Wednesday, May 11, 2011

Artisan Croutons


Artisan croutons. If I had not already used my yearly allotment of f-bombs, I might have used one here. ARTISAN CROUTONS!

I worked in a grocery store bakery at age 16. In this brave new world, that apparently makes me an artisan. So let me tell you how I made the croutons.

Step 1: Collect all of the old, expired bread from the shelves.
Step 2: Run it through the slicer, one way for baguettes or both ways for loaf bread, to get cubes. (A definite OSHA violation, BTW, as the slicer was supposed to be off limits to the under 18 set)
Step 3: Drizzle with some kind of trans fat.
Step 4: Sprinkle with paprika and dried herbs.
Step 5: Bake.

Not one of those steps took skill. The old guy in the bakery didn't have to demonstrate technique to me.
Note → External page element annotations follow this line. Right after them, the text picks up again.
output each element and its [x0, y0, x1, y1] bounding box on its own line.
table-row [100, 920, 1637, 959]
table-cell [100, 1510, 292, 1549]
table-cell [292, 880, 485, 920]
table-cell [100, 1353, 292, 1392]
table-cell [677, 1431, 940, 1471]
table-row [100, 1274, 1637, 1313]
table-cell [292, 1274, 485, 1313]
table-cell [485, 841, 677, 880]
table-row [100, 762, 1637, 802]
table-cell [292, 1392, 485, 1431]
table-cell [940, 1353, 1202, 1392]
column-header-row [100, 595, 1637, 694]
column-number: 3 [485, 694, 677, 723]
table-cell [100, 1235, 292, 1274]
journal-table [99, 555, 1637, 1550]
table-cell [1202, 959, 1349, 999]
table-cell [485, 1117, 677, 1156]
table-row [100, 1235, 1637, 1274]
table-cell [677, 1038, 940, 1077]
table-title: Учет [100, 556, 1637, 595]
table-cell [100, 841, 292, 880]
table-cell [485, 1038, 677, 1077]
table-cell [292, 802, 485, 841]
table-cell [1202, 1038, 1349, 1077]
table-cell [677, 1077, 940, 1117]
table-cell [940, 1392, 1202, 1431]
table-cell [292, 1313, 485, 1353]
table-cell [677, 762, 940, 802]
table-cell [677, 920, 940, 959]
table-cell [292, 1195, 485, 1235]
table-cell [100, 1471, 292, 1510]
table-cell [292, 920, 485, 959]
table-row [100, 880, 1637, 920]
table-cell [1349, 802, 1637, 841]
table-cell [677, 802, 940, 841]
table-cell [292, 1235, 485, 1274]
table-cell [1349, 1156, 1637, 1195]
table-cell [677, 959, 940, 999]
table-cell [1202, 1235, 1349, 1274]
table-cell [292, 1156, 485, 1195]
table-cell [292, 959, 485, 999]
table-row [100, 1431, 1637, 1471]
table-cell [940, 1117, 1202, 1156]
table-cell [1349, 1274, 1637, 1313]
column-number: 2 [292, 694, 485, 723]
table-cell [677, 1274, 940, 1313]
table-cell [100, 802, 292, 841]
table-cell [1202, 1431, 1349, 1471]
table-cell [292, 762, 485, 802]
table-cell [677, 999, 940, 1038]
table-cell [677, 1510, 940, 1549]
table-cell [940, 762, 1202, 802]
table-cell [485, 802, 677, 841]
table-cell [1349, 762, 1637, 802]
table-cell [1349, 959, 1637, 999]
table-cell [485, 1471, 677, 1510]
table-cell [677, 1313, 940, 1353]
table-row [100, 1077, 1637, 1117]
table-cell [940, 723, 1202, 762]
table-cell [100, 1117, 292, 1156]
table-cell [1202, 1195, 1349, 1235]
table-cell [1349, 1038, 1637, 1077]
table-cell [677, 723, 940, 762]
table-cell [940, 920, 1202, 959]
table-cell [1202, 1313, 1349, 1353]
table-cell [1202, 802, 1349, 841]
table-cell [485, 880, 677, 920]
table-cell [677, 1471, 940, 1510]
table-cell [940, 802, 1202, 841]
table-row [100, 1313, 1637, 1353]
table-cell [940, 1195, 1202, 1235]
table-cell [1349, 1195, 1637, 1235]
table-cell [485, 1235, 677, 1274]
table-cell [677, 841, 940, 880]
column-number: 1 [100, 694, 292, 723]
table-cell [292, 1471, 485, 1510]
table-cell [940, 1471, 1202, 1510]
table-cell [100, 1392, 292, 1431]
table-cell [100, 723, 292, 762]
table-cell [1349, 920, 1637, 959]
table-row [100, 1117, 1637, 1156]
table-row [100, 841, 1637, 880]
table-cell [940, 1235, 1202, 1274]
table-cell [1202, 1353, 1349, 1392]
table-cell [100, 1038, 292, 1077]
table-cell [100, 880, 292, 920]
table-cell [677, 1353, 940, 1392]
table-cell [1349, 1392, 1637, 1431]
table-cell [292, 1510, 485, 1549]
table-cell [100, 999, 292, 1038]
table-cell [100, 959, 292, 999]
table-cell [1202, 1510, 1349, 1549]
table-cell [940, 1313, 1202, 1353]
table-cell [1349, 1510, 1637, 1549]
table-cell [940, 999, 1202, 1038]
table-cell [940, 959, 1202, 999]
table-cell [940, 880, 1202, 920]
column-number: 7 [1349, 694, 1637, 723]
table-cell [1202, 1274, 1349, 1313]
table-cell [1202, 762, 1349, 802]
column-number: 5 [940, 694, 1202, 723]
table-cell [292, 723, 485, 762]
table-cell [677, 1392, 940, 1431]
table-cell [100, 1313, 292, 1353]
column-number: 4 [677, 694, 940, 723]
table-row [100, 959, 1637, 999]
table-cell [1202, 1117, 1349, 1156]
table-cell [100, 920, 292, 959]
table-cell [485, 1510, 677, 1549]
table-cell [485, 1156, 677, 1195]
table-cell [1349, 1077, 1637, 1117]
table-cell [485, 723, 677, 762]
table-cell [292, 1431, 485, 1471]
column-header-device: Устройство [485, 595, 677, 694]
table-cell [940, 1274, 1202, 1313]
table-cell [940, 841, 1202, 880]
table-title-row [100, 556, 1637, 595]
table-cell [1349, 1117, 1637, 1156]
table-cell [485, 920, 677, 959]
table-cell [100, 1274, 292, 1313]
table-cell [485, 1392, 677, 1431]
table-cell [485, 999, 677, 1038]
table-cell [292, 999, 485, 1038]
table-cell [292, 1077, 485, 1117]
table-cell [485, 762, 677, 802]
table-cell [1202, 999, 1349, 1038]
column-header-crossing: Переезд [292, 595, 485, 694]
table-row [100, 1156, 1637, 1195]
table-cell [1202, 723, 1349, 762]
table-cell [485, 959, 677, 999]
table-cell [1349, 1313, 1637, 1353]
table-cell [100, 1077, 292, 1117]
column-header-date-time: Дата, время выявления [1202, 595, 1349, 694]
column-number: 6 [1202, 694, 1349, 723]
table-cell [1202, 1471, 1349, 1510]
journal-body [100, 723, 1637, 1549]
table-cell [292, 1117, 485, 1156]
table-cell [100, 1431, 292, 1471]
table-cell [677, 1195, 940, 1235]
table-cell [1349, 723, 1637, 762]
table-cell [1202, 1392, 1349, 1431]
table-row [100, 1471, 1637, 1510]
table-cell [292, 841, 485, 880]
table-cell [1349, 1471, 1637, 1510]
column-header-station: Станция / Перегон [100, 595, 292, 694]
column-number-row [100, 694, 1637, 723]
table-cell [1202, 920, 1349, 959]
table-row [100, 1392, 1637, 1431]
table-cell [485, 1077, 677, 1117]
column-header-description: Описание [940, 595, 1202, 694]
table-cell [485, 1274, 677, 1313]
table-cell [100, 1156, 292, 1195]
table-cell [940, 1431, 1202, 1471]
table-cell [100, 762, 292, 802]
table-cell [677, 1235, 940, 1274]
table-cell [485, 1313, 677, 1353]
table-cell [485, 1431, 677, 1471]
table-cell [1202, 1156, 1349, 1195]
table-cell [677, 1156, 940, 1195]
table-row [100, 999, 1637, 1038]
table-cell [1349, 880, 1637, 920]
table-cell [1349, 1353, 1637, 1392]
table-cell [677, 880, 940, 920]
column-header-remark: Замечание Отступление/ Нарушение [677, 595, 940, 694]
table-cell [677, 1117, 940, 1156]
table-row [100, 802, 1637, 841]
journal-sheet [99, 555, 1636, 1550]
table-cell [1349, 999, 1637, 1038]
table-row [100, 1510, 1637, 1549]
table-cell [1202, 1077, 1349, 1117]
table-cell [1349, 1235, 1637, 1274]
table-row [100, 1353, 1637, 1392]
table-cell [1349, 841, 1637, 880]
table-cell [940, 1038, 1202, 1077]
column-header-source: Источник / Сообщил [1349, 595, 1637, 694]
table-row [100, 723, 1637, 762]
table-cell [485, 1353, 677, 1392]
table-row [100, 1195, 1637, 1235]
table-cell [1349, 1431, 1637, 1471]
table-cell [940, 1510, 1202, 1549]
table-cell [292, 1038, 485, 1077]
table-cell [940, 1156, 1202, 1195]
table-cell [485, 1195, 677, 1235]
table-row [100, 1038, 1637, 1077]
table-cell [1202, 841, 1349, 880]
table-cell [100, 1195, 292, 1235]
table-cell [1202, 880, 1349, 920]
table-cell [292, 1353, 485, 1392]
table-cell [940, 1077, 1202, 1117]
I didn't have to practice. He didn't have to give me the closely guarded secrets that he had accumulated in his decades as a master baker, save this one: "Croutons are just dead bread. Hurry up."

So, back to these particular croutons - I should point out that the package first calls them gourmet. Which is what I think most people mean when they misuse the word artisan. But then they go on to call them artisan as well. I want to chalk this up to a language issue since these seem to be some kind of French Canadian crouton, but realistically they are probably just intentionally exploiting the word artisan and being douchey - which I think, in French, is still douchey.

1 comment:

  1. I will find a way to use the term dead bread in the coming week if I have to headbutt someone.